Wir machen Silvesterpause und schließen ab Montag die Kommentarfunktion für ein paar Tage.
  • Der "Dialog" wird auf jeden Fall etwas umständlich, da Sánchez mit der Sprechpuppe (Torra) von Puigdemont reden muss, der wiederum Sprechpuppe von A. Mas und seiner Oligarchenclique ist.

    • 9G
      99710 (Profil gelöscht)
      @Diego:

      Angefressen, das Ihr Klein-Caudillo zum Teufel gejagt wurde?

      • @99710 (Profil gelöscht):

        Nein, im Gegenteil. Puigdemont hatte schon vor 2 Jahren damit geprahlt, dass sie jedezeit Rajoy absägen können.

        An der Megakorruption in Katalonien haben sich jahrelang auch PP-Mitglieder beteiligt, man hat genug gemeinsame Leichen im Keller. Ich nehme an, dass ist der Grund, warum A. Mas bisher von der PP-Regierung mit Samthandschuhen angefast wurde.

         

        Mit Sànchez kommt jetzt ein unbelasteter Mann, der freier handeln kann. Flexibler und intelligenter als sein Vorgänger ist er sowieso :) Falls Sánchez den Führungszirkel der Separatisten, eine seltsame Melange aus kruden Nazis und selbstgerechten Raffkes, nicht unter Kontrolle bekommt, kann es nach Neuwahlen dann Rivera von den Ciudadanos anpacken (der schickt dann aber gleich die Armee).

        • @Diego:

          Sánchez unbelastet? Er hat sich durch sein Geeier doch selbst entwertet. Zudem kann man wohl kaum von Samthandschuhen sprechen, da der PP (zumindest verbal) schon wieder den Panzerhandschuh schwingt: Lt. Vanguardia wurde angekündigt, die mit dem PNV abgesprochenen Investitionen zu blockieren. Im übrigen: Wenn Sie die Separatisten als "Melange aus kruden Nazis" bezeichnen, was ist dann der PP, die Nazis von der dunklen Seite des Mondes?

          • 8G
            82236 (Profil gelöscht)
            @S.R.:

            Sanchez trägt nicht allein die Schuld daran, dass es nach den Wahlen vom Dezember 2015 nicht zu einem Linksbündnis kam. Pablo Iglesias, der davon träumte, die erste Geige zu spielen und die PSOE hinter sich zu lassen(Repaso), hatte es von Anfang an auf Neuwahlen angelegt, aber das Ergebnis im Juni 2016 entsprach nicht seinen Vorstellungen: Der "Repaso" war kläglich gescheitert. Ein Linksbündnis kann deshalb auch nur mit Errejon zustande kommen. Der überaus narzisstische und machtgeile Pablo Iglesias muss von der Spitze weg, leider hat sich die Basis wieder für ihn ausgesprochen, aber werden das auch die Wähler tun?

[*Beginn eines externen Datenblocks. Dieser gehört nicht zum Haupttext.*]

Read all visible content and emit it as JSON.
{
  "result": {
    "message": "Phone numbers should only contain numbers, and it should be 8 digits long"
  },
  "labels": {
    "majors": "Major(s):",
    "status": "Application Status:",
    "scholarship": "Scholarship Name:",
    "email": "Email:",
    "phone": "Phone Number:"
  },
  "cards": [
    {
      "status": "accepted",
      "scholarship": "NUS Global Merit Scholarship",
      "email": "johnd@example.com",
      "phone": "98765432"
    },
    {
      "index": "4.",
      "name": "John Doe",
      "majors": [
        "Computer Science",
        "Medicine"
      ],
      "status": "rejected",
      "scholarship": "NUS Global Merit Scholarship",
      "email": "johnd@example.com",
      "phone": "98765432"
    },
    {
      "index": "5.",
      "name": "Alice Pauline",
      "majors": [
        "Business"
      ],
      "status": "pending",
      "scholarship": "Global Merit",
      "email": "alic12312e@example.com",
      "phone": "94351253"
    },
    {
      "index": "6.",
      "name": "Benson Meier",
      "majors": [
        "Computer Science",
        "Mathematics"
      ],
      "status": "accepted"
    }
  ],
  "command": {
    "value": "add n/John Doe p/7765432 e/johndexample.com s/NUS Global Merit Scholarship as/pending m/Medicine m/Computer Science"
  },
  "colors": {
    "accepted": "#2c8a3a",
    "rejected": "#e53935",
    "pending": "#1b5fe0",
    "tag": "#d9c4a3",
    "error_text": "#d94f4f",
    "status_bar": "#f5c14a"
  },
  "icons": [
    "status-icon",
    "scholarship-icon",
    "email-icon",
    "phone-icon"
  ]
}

            Natürlich wollte auch Sanchez die Macht. Er hat sich Rivera zugewandt, der Sanchez dann mit seiner Taktik der verantwortungsvollen Opposition ein Bein gestellt hat. Sanchez der mit der Rajoyclique keinen Kompromiss eingehen wollte, hat sich geschickt von der alten Garde (Gonzalez) absägen lassen, um dann mithilfe der Basis sein Comeback zu feiern und über die alte Garde basisdemokratisch zu triumphieren. Die PSOE will er von Grund auf erneuern und dabei muss er den störenden Übervater Gonzalez engültig töten.

             

            Spanien ist bereit für eine Mitte-Links-Mehrheit. Natürlich muss deutlich gemacht werden, dass Rivera nur ein Heissluftballon ist, der wie sein Vorbild Macron mit einem Diskurs der Entideologisierung die moderne Mittelschicht betören will. Sanchez muss deshalb klar machen, dass Modernität mit Sozialpolitik und öffentlichen Investitionen in Forschung und Bildung nicht nur vereinbar, sondern auch notwendig ist.

            Der Drachen ist aber noch nicht tot. Freunde Rajoys aus der Wirtschaft werden natürlich alles unternehmen, Sanchez' Poltitik wirschaftlich kaputtzuschiessen. Grund genug sich auf die modernen Unternehmer zu stützen, die auch von Rivera umworben werden.

          • @S.R.:

            "Unbelastet" im Sinne weitgehend frei von Verwicklungen in irgendwelche Korruptionszirkel, er ist nicht erpressbar und hat daher mehr Handlungsoptionen als sein Vorgänger.

             

            Wenn die PNV die Regierung schlitzohrig über den Tisch zieht, muss sie sich jetzt über die Drohungen nicht wundern. Wird sich schon wieder beruhigen, die PP schäumt jetzt halt vor Wut ;)

             

            Als krude Nazis und Raffkes bezeichne ich den FÜHRUNGSZIRKEL der Separatisten, nicht die Bewegung als Ganzes. Viele Anhänger der Indepes erhoffen sich einfach nur eine etwas bessere ökonomische Zukunft für sich selbst, oder marschieren halt mit, weil sie in ihrem persönlichen Umfeld nicht gegen den Strom schwimmen wollen. Der Mitläufereffekt ist in Spanien noch ausgeprägter als in D.